Ich habe noch keine konkrete Fragestellung, die suche ich selber noch. Ich versuche mal ein Phänomen zu schildern an dem ich entlang denke.
Es scheint mir so, dass zur Gattung „Mensch“ in der breiten Öffentlichkeit ein negatives Pauschalurteil vorherrscht. Nicht dass die Menschennatur irgendwo groß Thema wäre, aber ein abfälliges Urteil über die „Menschennatur“ ist in vielen Äußerungen unterstellt. Eine recht häufige Taktik des Profilierens ist es z.B. abschätzig über große Teile der eigenen Gattung zu reden – das soll wohl zeigen, dass man sich auskennt, man ist „Realist“ und will damit wohl auch klarstellen, dass man eine rühmliche Ausnahme darstellt. Verteidigt man die menschliche Gattung dagegen, gilt man leicht als naiv bzw. Idealist oder gar als gefährlicher Weltverbesserer.

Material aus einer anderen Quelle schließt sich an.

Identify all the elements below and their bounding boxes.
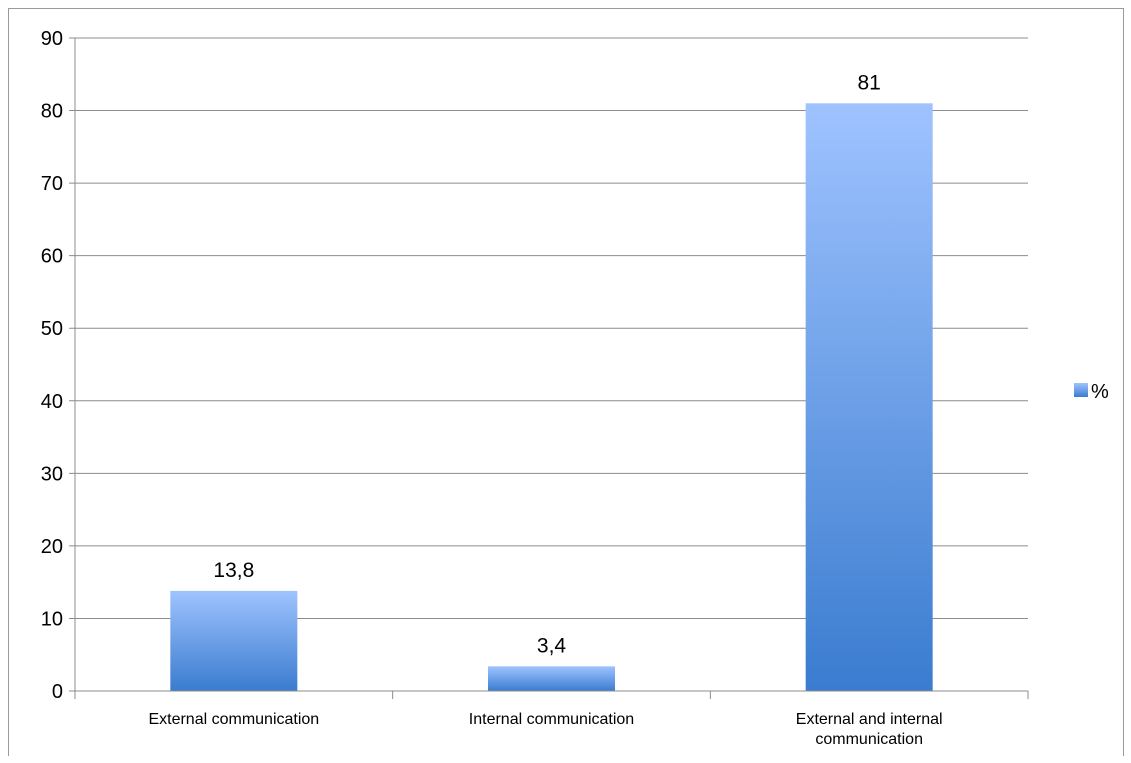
data-label: 81 [857, 71, 880, 94]
y-tick-label: 20 [41, 536, 63, 558]
data-label: 3,4 [537, 634, 567, 657]
y-tick-label: 0 [52, 681, 63, 703]
bar-3 [805, 103, 933, 692]
y-tick-label: 10 [41, 608, 63, 630]
y-tick-label: 70 [41, 173, 63, 195]
legend-swatch [1074, 383, 1088, 397]
bar-2 [488, 666, 615, 691]
x-category-label: External communication [148, 711, 319, 728]
y-tick-label: 40 [41, 391, 63, 413]
y-tick-label: 30 [41, 463, 63, 485]
data-label: 13,8 [213, 559, 254, 582]
legend-label: % [1091, 381, 1109, 403]
y-tick-label: 80 [41, 101, 63, 123]
bar-1 [170, 590, 298, 691]
y-tick-label: 50 [41, 318, 63, 340]
x-category-label: External and internal communication [796, 711, 943, 748]
x-category-label: Internal communication [469, 711, 634, 728]
y-tick-label: 90 [41, 28, 63, 50]
y-tick-label: 60 [41, 246, 63, 268]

Auch in objektiv anmutenden Fernsehberichten, wird dieses abfällige Gesamturteil unterfüttert. In Naturdokumentationen gibt es beispielsweise regelmäßig eine Sequenz die mit „aber der Mensch“ beginnt, und dann werden Naturzerstörung so thematisiert, als wären diese unausweichlich mit dem Menschsein verbunden. Diese Sitte verdankt sich wohl dem Anliegen möglichst unpolitisch zu berichten. Vermutlich soll das sogar aufrütteln, aber der Logik nach bewirkt das eher das Gegenteil, ein „Sichabfinden“. Denn wenn das in der Natur unserer Gattung liegen soll, dann wäre es folglich ein aussichtsloser Kampf gegen Naturzerstörung vorgehen zu wollen, ändern könnte man eigentlich nichts, man hätte als Subjekt nur die Option ein Märtyrertum zur Rettung der Natur gegen die Menschheit zu wählen und sich wenigstens als „besserer Mensch“ zu fühlen.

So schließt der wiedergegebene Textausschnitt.